MANUEL RUI (Manuel Rui Alves Monteiro)
Dono de uma já vasta
bibliografia, nasceu no Huambo (Angola) em 1941. Formou-se em Direito em
Portugal onde exerceu a profissão até 1974, data em que regressa ao país natal.
Ali exerceu o cargo de Ministro da Informação no Governo de Transição de 1975. Professor,
escritor, cronista, crítico e ensaísta, é membro fundador da União dos Artistas
e Compositores Angolanos, da Sociedade de Autores Angolanos e da União de
Escritores Angolanos.
Fazendo uso do
linguajar luandense que transformou a língua portuguesa num idioma muito
próprio e original, método aliás muito usado pelos escritores angolanos da sua
geração (e não só), procura combater os males da sociedade em que vive, por
dentro, isto é, mantendo a crítica presente em quase toda a sua obra, aliando, quase
sempre, a seriedade ao humor, o que faz com notável acuidade. Tomo, como
exemplo do seu estilo, o trecho inicial do livro “ESTÓRIAS DE CONVERSA”,
publicado pela Caminho em 2006, que agrega cinco histórias, as estórias
mencionadas no título. É a primeira e intitula-se “Curto relato de um feiticeiro”.
“Eu mesmo João. Com o
número que me puseram no recenseamento e depois na recruta até agora sou o
soldado vinte mil e catorze mas, na maneira como sou kambuta (*), logo no
princípio de aprender de soldado os meus camaradas me andavam só a estigar (*)

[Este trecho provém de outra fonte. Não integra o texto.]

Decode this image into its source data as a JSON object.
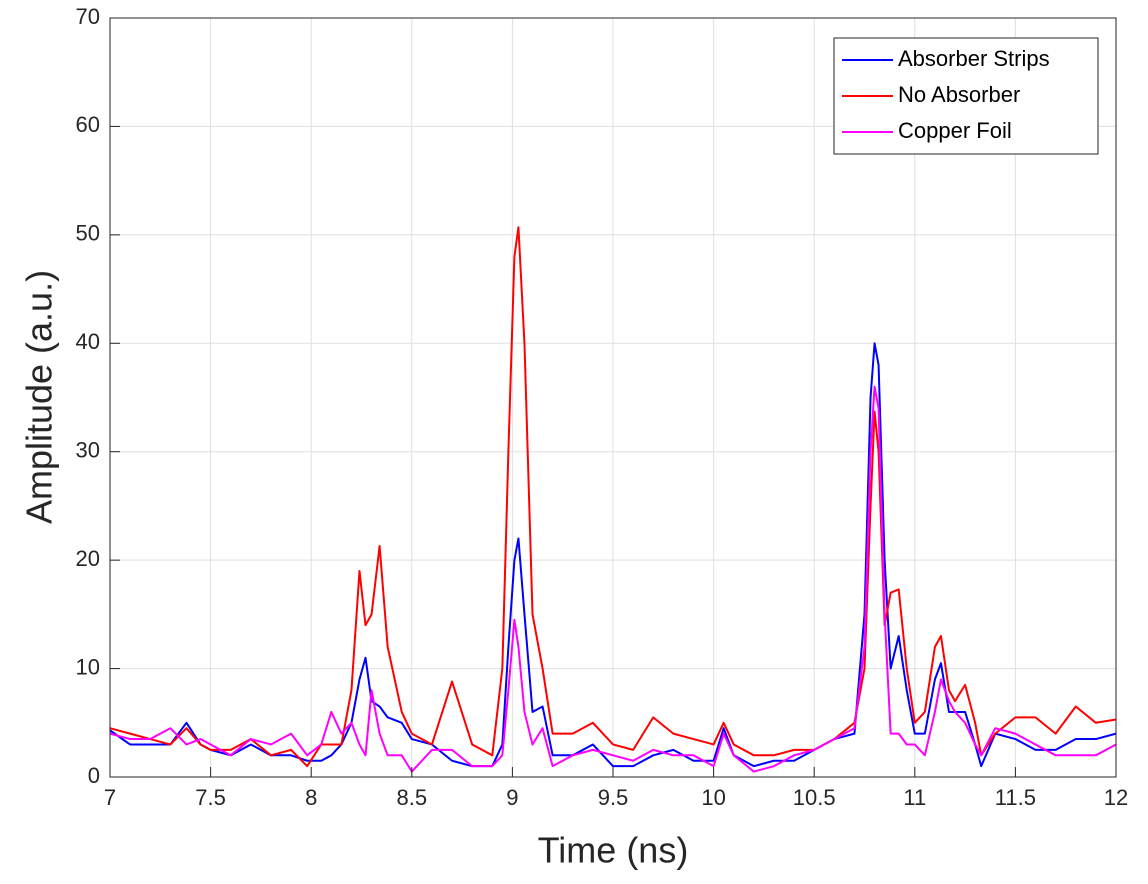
{
  "chart_data": {
    "type": "line",
    "xlabel": "Time (ns)",
    "ylabel": "Amplitude (a.u.)",
    "x": [
      7,
      7.1,
      7.2,
      7.3,
      7.38,
      7.45,
      7.5,
      7.6,
      7.7,
      7.8,
      7.9,
      7.98,
      8.05,
      8.1,
      8.15,
      8.2,
      8.24,
      8.27,
      8.3,
      8.34,
      8.38,
      8.45,
      8.5,
      8.6,
      8.7,
      8.8,
      8.9,
      8.95,
      8.98,
      9.01,
      9.03,
      9.06,
      9.1,
      9.15,
      9.2,
      9.3,
      9.4,
      9.5,
      9.6,
      9.7,
      9.8,
      9.9,
      10,
      10.05,
      10.1,
      10.2,
      10.3,
      10.4,
      10.5,
      10.6,
      10.7,
      10.75,
      10.78,
      10.8,
      10.82,
      10.85,
      10.88,
      10.92,
      10.96,
      11,
      11.05,
      11.1,
      11.13,
      11.17,
      11.2,
      11.25,
      11.3,
      11.33,
      11.4,
      11.5,
      11.6,
      11.7,
      11.8,
      11.9,
      12
    ],
    "series": [
      {
        "name": "Absorber Strips",
        "color": "#0000ff",
        "values": [
          4.3,
          3,
          3,
          3,
          5,
          3,
          2.5,
          2,
          3,
          2,
          2,
          1.5,
          1.5,
          2,
          3,
          5,
          9,
          11,
          7,
          6.5,
          5.5,
          5,
          3.5,
          3,
          1.5,
          1,
          1,
          3,
          12,
          20,
          22,
          15,
          6,
          6.5,
          2,
          2,
          3,
          1,
          1,
          2,
          2.5,
          1.5,
          1.5,
          4.5,
          2,
          1,
          1.5,
          1.5,
          2.5,
          3.5,
          4,
          15,
          35,
          40,
          38,
          20,
          10,
          13,
          8,
          4,
          4,
          9,
          10.5,
          6,
          6,
          6,
          3,
          1,
          4,
          3.5,
          2.5,
          2.5,
          3.5,
          3.5,
          4
        ]
      },
      {
        "name": "No Absorber",
        "color": "#ff0000",
        "values": [
          4.5,
          4,
          3.5,
          3,
          4.5,
          3,
          2.5,
          2.5,
          3.5,
          2,
          2.5,
          1,
          3,
          3,
          3,
          8,
          19,
          14,
          15,
          21.3,
          12,
          6,
          4,
          3,
          8.8,
          3,
          2,
          10,
          30,
          48,
          50.7,
          40,
          15,
          10,
          4,
          4,
          5,
          3,
          2.5,
          5.5,
          4,
          3.5,
          3,
          5,
          3,
          2,
          2,
          2.5,
          2.5,
          3.5,
          5,
          10,
          25,
          33.7,
          30,
          14,
          17,
          17.3,
          10,
          5,
          6,
          12,
          13,
          8,
          7,
          8.5,
          5,
          2,
          4,
          5.5,
          5.5,
          4,
          6.5,
          5,
          5.3
        ]
      },
      {
        "name": "Copper Foil",
        "color": "#ff00ff",
        "values": [
          4,
          3.5,
          3.5,
          4.5,
          3,
          3.5,
          3,
          2,
          3.5,
          3,
          4,
          2,
          3,
          6,
          4,
          5,
          3,
          2,
          8,
          4,
          2,
          2,
          0.5,
          2.5,
          2.5,
          1,
          1,
          2,
          8,
          14.5,
          12,
          6,
          3,
          4.5,
          1,
          2,
          2.5,
          2,
          1.5,
          2.5,
          2,
          2,
          1,
          4,
          2,
          0.5,
          1,
          2,
          2.5,
          3.5,
          4.5,
          12,
          30,
          36,
          34,
          15,
          4,
          4,
          3,
          3,
          2,
          6,
          9,
          7,
          6,
          5,
          3,
          2,
          4.5,
          4,
          3,
          2,
          2,
          2,
          3
        ]
      }
    ],
    "xlim": [
      7,
      12
    ],
    "xticks": [
      7,
      7.5,
      8,
      8.5,
      9,
      9.5,
      10,
      10.5,
      11,
      11.5,
      12
    ],
    "ylim": [
      0,
      70
    ],
    "yticks": [
      0,
      10,
      20,
      30,
      40,
      50,
      60,
      70
    ],
    "grid": true,
    "legend": "top-right"
  }
}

de semachista! (*) Na maneira essa que me chamam de João Jaques (*) eu que nem
nunca joguei básquete fiquei aí com o nome do nosso campeão e ainda nas matas
quando se podia ouvir no relato e o Jaques falhava só uma bola logo-logo os
camaradas começavam na estiga que você está embora falhar sô João! Que você já
nem merece o Jaques mais que vinte mil e catorze se número de soldado que você
ainda falta andar nesses quilómetros de combate. Mas quando no relato se
encontrámos campeão africano outravez todo o pessoal me levantou no ar João!
João Jaques semachista! João! Vai! E eu assim no ar, já mais alto, a me
obrigarem até na maneira de levantar os dois braços, saco sô Jaques camarada
João!
Assim mesmo eu sou o
soldado João e isso que vou contar já contei na minha mãe agora que voltei no
Malange. E estava a falar na minha mãe, ela a rir, nas vezes em que os
camaradas falavam de estiga que você não paga renda e eu respondia que sim
porque nós malanginos construímos, temos casa própria. Casa própria? Vocês
malanginos? Respondiam de pergunta estigada todos a rir. Mas você se o gajo
ganhar ainda vai embora puxar o comboio com os dentes!”
(*) kambuta – pequeno, baixinho.
(*) estigar – gozar, caçoar.
(*) semachista – do inglês “smash”. Afundanço. Termo usado no
basquetebol.
(*) Jean Jacques, jogador angolano de basquetebol, muito
popular, notabilizado no Sport Lisboa e Benfica.
Manuel Rui, um mestre
angolano na difícil arte do conto, a seguir e a não perder!
Tomás Lima Coelho
2 comentários:
"Quem me Dera Ser Onda" é do mais belo que alguma vez foi escrito em língua portuguesa e de uma profundidade no olhar que lança sobre o humano e a(s) respectiva(s) contingência(s) que, a nada mais ter escrito, seria suficiente para o deixar no patamar dos imortais, entre aqueles que escrevem nas línguas portuguesas.
É como o Tomás diz, um Mestre - para todos nós.
Luís Gomes
Estou totalmente de acordo com o Luís F. de A. Gomes: "Quem me dera ser onda" é uma das belas peças que foram produzidas na lígua portuguesa!